Kosten drücken durch Sanierung, Strom sparen mit E-Autos, Österreich braucht Atomstrom: Markus Groll zerpflückt Ökomythen und Energiesparlügen

Steigende Energiepreise, fruchtlose Bemühungen in Sachen Klimaschutz, neue Technologien, die zunehmend auch für Anleger interessant werden: Energie und Energiesparen ist in aller Munde. Auf Wirtschafts- und Umweltpolitiker kommen in Sachen Energieversorgung der Zukunft einige wichtige Entscheidungen zu. Und auf die Energiekonsumenten einige wichtige Einsichten. Zu solchen verhilft einem Markus Groll. Der Journalist und Sachbuchautor hat in seinem gleichnamigen Buch "die 50 größten Energiespar-Lügen" zusammengetragen und weit verbreitete Ökomythen auf ihren wahren Kern abgeklopft.

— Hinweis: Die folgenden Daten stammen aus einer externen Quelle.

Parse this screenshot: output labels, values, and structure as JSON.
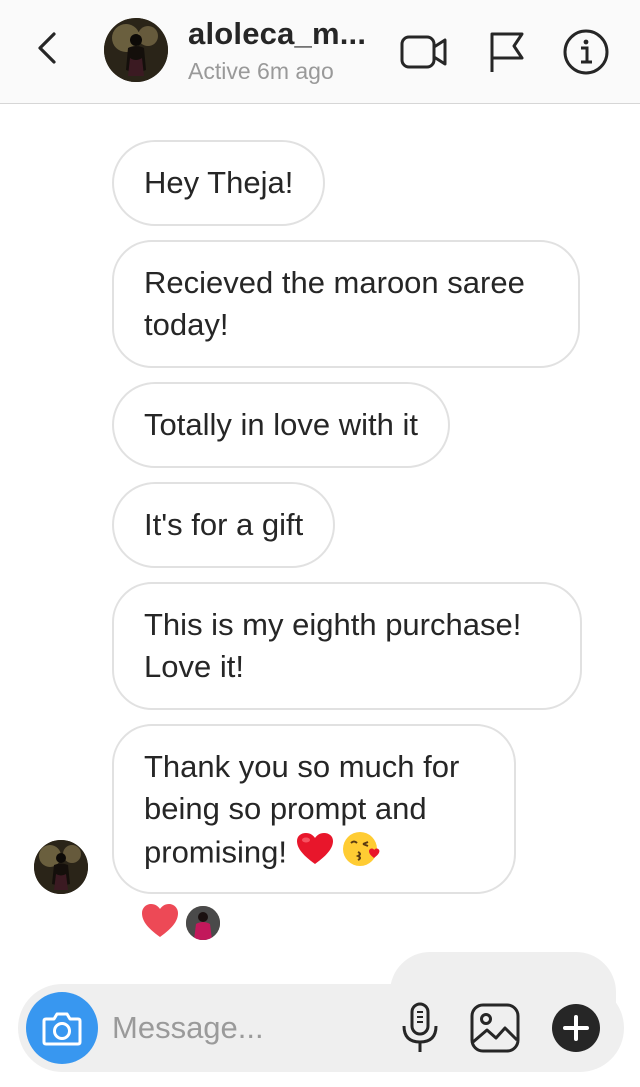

Sein Schluss: Der Konsument wird beim Energiesparen kräftig hinters Licht geführt.

Vom Duschen und technischem Klimbim

Etwa in Sachen Wohnraumsanierung. Die amortisiert sich laut Groll in wenigen Fällen wirklich - trotz hoher Energiepreise. Und wer glaubt, dass Duschen mehr Energie spart, als ein Wannenbad, der irrt. Auch da geistern in so gut wie allen Ratgebern falsche Berechnungen herum. Was die Hoffnung betreffe, dass man mit technischem Klimbim das Energiesparen umgehen könne, so sei dies ein leicht zu wiederlegender Irrglaube, mahnt Groll. Der Konsument geht - in der Meinung, dass er eh nur das energiefreundlichste Gerät nützt - mit selbigem vielfach großzügig bis verschwenderisch um. Einen Beleg für diese These findet sich im England des frühen 20. Jahrhunderts, als in den Glühlampen die alten Kohlefaserglühwendeln durch solche aus Wolfram ersetzt wurden. Diese verbrauchten nur ein Viertel Strom bei gleicher Leuchtleistung. Die Stromunternehmer befürchteten damals Umsatzeinbrüche, andere senkten die Preise um den Markt anzukurbeln: Die Strategie ging auf. Die mit Effizienzsteigerung einhergehende Verbilligung hatte zu einer Umsatzexplosion geführt. Was das für heute heißt? Könnte sein, dass der Ersatz der Glühlampen durch LED- oder Energiesparlampen den Effekt zeitigt, dass dann weit mehr Flächen beleuchtet werden als früher. Im Extremfall würde damit statt der Absenkung eine Verbrauchssteigerung einhergehen.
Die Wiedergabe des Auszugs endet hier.